Wache halten am Grab des Heilands in St. Johann

Mit elf Metern Höhe und einer Breite von knapp zehn Metern besitzt St. Johann eines der größten Ostergräber Tirols.

Zwei Schützen bewachen das Ostergrab jedes Jahr in der Pfarrkirche St. Johann.

© WörgötterZwei Schützen bewachen das Ostergrab jedes Jahr in der Pfarrkirche St. Johann.



St. Johann i. T. – Zum zwölften Mal hintereinander stellten rund 20 freiwillige Helfer Anfang dieser Woche das Ostergrab in der St. Johanner Pfarrkirche auf. Kein leichtes Unterfangen – ist das Bauwerk doch elf Meter hoch und 9,62 Meter breit und damit das zweitgrößte Ostergrab in Tirol.

Das Ostergrab erfreute bereits in den 50er- und 60er-Jahren die St. Johanner Gläubigen. Allerdings wurde es zwischenzeitlich vergessen. Carl Hofinger ist es zu verdanken, dass der Brauch „auferstanden“ ist – er hatte das Ostergrab nämlich vor zwölf Jahren in der Empore der Pfarrkirche wiederentdeckt. „Es war sehr verwahrlost“, erinnert sich Hofinger, der jahrelang als Aufbauchef fungierte.

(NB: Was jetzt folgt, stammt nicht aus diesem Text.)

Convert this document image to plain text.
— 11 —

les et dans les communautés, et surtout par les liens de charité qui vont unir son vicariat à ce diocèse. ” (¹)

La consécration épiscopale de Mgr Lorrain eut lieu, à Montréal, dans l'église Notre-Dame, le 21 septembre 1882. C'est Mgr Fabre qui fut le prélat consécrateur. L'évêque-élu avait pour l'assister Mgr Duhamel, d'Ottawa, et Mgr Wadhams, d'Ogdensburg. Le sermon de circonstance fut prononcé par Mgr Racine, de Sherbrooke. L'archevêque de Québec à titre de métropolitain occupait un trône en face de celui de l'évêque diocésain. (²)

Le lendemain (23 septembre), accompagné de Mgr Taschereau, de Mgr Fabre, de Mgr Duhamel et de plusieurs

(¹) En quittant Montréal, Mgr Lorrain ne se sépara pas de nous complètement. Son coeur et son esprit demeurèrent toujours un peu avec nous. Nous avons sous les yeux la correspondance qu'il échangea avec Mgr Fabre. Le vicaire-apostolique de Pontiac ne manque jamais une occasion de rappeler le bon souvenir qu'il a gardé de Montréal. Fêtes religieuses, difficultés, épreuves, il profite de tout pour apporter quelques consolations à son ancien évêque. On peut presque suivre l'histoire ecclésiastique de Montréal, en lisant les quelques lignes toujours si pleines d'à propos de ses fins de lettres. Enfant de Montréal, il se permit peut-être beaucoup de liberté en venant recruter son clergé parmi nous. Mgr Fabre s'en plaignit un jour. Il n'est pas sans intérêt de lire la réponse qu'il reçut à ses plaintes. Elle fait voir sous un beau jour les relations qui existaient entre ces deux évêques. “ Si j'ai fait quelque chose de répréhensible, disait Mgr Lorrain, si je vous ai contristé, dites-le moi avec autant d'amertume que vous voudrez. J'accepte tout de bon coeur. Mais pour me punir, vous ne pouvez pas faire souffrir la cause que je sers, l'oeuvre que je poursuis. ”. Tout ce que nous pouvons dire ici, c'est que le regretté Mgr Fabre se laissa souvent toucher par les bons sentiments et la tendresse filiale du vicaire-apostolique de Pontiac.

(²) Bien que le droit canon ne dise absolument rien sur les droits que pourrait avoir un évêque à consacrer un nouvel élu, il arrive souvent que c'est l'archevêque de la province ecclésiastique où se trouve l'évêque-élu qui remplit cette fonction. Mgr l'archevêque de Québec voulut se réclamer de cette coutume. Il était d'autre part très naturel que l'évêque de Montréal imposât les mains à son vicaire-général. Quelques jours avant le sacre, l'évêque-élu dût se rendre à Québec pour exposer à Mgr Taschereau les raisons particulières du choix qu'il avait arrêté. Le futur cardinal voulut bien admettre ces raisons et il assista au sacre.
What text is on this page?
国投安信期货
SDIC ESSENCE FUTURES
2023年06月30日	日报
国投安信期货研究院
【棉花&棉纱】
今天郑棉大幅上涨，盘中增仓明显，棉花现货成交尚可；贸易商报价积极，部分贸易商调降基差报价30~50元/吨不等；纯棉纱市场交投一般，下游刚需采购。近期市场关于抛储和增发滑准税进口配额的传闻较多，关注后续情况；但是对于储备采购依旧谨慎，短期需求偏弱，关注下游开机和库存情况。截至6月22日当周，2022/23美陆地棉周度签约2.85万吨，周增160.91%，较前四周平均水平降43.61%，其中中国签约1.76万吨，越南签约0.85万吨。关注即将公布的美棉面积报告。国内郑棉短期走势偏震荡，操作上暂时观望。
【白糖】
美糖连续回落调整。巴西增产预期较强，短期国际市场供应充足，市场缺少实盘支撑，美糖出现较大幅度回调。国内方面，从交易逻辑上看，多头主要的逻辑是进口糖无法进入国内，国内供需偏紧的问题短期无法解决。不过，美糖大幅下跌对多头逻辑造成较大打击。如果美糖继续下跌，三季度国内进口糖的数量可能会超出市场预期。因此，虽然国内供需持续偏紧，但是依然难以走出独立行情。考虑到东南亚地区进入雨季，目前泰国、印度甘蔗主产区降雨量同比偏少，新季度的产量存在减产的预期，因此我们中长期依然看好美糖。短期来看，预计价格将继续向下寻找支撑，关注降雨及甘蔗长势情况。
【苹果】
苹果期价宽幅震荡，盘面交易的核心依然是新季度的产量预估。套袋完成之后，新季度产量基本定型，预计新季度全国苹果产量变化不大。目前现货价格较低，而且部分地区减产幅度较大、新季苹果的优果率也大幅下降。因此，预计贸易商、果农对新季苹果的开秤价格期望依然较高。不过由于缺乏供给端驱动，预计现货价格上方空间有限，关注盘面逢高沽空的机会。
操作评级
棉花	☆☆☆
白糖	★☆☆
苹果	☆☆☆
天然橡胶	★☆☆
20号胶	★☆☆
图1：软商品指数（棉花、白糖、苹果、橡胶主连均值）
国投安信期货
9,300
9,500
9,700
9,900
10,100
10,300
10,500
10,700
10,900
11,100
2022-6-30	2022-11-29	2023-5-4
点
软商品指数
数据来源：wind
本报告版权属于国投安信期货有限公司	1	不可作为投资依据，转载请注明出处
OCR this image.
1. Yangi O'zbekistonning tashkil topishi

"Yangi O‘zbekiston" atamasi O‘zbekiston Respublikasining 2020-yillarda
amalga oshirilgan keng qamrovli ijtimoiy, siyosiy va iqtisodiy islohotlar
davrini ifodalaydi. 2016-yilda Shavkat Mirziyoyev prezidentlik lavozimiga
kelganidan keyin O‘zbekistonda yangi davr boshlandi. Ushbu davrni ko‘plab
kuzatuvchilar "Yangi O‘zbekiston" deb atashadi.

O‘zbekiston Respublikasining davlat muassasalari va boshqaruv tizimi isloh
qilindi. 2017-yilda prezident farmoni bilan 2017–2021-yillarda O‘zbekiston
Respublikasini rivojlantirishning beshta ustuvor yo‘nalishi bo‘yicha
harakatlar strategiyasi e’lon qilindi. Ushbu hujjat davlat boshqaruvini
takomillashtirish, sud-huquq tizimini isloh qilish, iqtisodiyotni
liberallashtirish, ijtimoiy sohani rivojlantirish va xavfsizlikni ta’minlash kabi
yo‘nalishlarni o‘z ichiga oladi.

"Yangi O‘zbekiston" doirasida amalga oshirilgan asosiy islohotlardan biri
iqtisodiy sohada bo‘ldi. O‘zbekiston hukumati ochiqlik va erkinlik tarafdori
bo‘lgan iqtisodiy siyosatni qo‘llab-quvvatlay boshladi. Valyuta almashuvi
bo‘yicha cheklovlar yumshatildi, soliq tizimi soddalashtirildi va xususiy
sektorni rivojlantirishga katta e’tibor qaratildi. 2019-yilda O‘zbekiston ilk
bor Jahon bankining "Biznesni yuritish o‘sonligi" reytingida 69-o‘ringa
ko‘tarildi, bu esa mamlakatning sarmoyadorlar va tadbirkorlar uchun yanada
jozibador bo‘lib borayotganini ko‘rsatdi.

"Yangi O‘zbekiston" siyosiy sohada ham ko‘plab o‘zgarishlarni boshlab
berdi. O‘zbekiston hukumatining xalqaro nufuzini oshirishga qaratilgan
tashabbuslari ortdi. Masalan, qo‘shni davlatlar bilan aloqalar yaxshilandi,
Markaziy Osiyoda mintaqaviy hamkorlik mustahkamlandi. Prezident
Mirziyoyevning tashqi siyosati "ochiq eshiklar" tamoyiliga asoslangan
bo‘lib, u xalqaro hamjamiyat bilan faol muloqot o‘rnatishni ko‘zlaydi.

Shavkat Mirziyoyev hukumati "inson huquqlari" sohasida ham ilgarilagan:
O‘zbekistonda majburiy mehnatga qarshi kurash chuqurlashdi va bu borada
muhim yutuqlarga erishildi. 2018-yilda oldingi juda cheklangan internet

Von 2005 bis 2007 wurde das Ostergrab aufwändig restauriert. Als Hilfe diente dabei ein Schwarz-Weiß-Bild des aufgestellten Grabes aus den 1950er-Jahren. Der Wert des knapp 200 Jahre alten Grabes ist nicht nur ein ideeller – die Versicherungssumme beträgt 200.000 Euro.

Zur Tradition gehört, dass die Feller-Schützen das Ostergrab bewachen. „Heute fangen wir um 9 Uhr an“, verrät Oberleutnant und Kassier Hermann Sojer. Zwei Schützen werden vor dem Altar das Grab bis zur Osternachtsfeier um 21 Uhr bewachen. Als Höhepunkt wird die Auferstehung Christi von den Schützen mittels eines eigenen Aufzugsmechanismus dargestellt. (miho)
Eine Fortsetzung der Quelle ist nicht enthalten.